C’est la raison pour laquelle tous nos proches apparaissent sous un nouveau jour : nous voudrions les embrasser, les caresser, leur tenir indéfiniment la main sans se lasser. Leur présence est un soleil dévoilé par l’évaporation des brumes de la routine quotidienne. Tout le plaisir qu’elle procure se concentre dans les instants qu’il nous reste à vivre, au lieu de se diluer sur l’étendue immense de notre anticipation. La vieille tapisserie du destin disparaît sous les ombres et la poussière tandis que la flamme impertinente du moment-môme illumine encore notre conscience si elle n’est pas trop abrutie par les drogues.

Un jeune esprit, cependant, fonctionne tout autrement. Lui est au contraire coincé dans le présent. C’est la raison pour laquelle le temps lui semble interminable (surtout entre deux vacances scolaires !). Il ne possède pas encore les routines mentales du traitement de la vie qui permettent aux adultes de supporter l’uniformité quotidienne, dont certaines portions (professionnelles, hygiène, déplacements, gestion administrative…) sont incontournables.

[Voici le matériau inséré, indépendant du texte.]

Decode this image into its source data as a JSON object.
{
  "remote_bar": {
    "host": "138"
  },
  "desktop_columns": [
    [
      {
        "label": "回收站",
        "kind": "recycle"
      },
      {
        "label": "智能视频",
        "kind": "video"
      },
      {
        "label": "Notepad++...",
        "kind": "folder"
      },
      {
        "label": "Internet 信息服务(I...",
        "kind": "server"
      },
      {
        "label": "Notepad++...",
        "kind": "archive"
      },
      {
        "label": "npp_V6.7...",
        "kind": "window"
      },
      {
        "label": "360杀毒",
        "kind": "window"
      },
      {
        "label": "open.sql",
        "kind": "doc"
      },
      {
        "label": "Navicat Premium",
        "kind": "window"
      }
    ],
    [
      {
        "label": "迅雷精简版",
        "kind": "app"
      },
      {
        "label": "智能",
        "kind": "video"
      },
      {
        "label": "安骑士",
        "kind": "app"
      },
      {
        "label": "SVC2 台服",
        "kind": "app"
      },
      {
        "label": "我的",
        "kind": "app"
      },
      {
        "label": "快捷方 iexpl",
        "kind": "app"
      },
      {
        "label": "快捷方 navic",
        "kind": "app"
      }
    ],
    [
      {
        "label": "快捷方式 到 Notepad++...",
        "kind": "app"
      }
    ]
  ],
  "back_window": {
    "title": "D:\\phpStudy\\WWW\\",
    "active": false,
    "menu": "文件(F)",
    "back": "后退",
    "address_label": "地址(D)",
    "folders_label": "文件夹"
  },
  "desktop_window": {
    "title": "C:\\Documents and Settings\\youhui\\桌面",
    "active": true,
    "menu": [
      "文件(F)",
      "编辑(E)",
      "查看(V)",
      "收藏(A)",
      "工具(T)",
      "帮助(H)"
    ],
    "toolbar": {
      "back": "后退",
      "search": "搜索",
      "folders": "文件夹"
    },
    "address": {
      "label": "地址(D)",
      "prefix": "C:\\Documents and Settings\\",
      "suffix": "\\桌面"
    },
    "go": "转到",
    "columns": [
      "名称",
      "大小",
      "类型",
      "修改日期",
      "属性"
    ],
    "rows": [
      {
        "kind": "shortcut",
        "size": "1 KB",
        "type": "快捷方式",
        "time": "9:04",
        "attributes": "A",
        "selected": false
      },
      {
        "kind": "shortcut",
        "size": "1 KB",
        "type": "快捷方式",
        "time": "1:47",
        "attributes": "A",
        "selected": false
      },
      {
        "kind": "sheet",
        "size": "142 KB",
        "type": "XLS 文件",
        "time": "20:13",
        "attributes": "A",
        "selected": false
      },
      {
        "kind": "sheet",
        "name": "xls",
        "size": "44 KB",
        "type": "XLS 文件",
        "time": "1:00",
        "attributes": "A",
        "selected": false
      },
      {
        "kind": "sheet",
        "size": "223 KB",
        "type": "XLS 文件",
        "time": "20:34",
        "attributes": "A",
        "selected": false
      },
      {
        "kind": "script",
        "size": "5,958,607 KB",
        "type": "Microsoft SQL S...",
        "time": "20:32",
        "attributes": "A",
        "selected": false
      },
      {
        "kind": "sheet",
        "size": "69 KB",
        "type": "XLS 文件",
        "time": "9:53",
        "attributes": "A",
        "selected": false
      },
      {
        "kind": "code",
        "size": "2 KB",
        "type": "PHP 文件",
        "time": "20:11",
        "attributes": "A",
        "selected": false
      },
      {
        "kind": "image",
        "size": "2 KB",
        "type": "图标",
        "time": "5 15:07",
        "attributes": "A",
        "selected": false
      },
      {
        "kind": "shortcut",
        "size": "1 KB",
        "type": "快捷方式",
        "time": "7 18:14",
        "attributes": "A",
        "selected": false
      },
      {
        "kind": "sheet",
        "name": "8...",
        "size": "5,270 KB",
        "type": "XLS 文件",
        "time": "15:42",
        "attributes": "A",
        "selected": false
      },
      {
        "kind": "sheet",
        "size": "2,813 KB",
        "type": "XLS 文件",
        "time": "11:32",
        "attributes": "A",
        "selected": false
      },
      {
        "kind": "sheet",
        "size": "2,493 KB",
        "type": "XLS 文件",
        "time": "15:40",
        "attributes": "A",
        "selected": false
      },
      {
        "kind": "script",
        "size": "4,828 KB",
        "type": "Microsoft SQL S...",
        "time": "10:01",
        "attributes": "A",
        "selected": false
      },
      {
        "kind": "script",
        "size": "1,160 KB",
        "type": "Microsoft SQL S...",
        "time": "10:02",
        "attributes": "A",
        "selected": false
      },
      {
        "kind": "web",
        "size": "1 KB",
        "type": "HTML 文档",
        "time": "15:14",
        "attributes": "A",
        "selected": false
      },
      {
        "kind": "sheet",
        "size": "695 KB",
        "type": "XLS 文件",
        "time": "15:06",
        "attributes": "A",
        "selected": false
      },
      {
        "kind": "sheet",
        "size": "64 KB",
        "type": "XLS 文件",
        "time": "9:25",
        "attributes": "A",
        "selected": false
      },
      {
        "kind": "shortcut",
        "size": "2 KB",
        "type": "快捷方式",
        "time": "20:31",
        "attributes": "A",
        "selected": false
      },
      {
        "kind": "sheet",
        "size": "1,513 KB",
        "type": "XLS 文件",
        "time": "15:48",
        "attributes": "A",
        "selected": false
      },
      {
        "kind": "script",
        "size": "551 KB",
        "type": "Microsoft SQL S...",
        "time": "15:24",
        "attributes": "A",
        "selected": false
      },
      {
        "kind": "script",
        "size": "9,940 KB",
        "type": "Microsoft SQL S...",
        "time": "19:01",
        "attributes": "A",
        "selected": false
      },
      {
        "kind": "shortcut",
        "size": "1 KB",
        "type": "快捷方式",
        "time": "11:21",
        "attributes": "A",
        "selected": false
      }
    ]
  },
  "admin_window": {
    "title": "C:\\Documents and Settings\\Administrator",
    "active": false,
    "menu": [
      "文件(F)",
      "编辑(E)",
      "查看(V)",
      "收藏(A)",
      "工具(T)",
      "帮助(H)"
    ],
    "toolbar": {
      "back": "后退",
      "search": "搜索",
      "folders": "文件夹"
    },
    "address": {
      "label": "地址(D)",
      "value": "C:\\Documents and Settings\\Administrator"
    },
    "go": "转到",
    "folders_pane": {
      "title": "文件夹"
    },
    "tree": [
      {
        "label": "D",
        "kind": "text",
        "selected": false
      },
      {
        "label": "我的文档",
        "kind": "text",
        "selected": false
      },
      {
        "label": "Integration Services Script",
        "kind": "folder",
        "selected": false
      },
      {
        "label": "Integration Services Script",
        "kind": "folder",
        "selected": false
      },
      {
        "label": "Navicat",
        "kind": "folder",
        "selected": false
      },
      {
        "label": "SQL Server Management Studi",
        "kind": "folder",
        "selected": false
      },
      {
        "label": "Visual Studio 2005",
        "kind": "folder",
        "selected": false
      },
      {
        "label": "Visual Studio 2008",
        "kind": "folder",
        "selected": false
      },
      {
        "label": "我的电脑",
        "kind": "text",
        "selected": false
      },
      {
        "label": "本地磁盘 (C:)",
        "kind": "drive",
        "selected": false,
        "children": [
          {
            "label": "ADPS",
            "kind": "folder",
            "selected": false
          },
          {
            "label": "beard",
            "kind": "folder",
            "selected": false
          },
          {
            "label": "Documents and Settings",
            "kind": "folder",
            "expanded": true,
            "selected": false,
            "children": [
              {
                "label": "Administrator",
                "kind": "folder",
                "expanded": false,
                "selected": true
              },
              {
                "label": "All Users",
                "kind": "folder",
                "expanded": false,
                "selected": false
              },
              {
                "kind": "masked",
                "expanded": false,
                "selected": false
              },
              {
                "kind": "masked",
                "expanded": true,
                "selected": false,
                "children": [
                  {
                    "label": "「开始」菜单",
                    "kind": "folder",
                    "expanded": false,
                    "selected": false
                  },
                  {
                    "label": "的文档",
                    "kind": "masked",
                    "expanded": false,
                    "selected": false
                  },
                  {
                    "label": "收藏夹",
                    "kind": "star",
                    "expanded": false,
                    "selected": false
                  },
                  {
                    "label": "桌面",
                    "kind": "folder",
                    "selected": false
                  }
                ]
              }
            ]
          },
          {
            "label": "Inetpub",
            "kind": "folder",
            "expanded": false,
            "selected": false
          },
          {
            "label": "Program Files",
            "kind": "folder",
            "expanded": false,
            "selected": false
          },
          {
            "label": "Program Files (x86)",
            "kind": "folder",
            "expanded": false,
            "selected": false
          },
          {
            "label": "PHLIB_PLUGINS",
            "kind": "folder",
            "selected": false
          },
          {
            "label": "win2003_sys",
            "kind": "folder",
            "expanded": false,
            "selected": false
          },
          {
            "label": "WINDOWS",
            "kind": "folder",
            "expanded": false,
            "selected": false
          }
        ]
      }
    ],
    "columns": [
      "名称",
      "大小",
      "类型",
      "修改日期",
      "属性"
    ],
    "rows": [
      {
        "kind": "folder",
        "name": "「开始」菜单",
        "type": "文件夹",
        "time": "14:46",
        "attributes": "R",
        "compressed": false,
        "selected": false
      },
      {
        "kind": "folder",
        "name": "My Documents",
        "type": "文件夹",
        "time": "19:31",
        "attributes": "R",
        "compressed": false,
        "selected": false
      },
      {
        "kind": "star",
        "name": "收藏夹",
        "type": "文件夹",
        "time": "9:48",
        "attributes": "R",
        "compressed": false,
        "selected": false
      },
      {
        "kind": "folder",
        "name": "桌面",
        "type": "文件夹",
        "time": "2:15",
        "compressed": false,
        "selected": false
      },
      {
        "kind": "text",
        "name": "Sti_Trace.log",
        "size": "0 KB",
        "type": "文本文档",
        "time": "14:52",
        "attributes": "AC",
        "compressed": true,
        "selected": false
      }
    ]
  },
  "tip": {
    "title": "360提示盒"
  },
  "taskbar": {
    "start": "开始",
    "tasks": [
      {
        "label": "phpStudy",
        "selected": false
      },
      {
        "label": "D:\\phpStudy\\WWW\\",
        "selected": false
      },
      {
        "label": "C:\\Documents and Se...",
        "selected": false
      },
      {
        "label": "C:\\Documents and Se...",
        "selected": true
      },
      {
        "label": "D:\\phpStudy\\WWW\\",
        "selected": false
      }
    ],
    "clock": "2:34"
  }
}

Un jeune anticipe, certes, mais de façon irréaliste. Il ne peut pas véritablement étirer sa conscience jusqu’à lui faire inclure cet avenir qu’il espère. Trop incertain. Pas assez de liens solides, dans le quotidien, avec lui. Il doit chercher ses récompenses dans le présent, davantage que l’adulte installé au sein d’une vie établie, non pas seulement dans ses routines, mais aussi dans ses projets réalisables.

C’est en partie l’origine d’une constatation paradoxale : les adolescents s’entendent bien avec les vieux qui prennent plaisir à l’instant. Mieux qu’avec les adultes toujours axés sur des perspectives.

Vivre dans une anticipation permanente rend parfaitement heureux, à partir du moment où ces attentes sont agréables. Nous cherchons tous à consolider ce bonheur en grande partie virtuel, qui satisfait grandement un besoin parmi les plus fondamentaux : améliorer notre emprise sur le monde. Las ! Méchant univers, qui fréquemment renâcle et brise soudainement l’azur de nos anticipations ! Il faut alors se reconcentrer sur l’instant, malheureusement pour le travailler, comme au jour les plus pénibles de notre enfance, et non pour y prendre plaisir.

La véritable source de la dépression est la difficulté conjointe à anticiper et à trouver du bonheur dans l’instant. Ne reste plus qu’une routine de vie insipide, dénuée de toute oscillation. Ni l’adulte ni le jeune/vieux qui sont en nous n’éprouvent plus rien. Famine d’émotion. Néant dépressif.

Reconstruire l’anticipation du dépressif est particulièrement long et difficile, vain s’il est âgé. Ne reste qu’à lui redonner le plaisir de l’instant. Cette philosophie est une voie d’échappement naturelle à la déprime de l’âge, quand le futur se rétrécit.

Créez donc des instants d’autant plus exceptionnels qu’ils sont peu susceptibles de se renouveler. Partagez-les avec ceux qui sauront les renforcer, les jeunes et les autres vieux, et ne vous formalisez pas trop si la génération intermédiaire, dont l’esprit est étendu de leur majorité à la fin de leurs remboursements d’emprunts, sont moins attentifs au sel de vos merveilleuses inventions.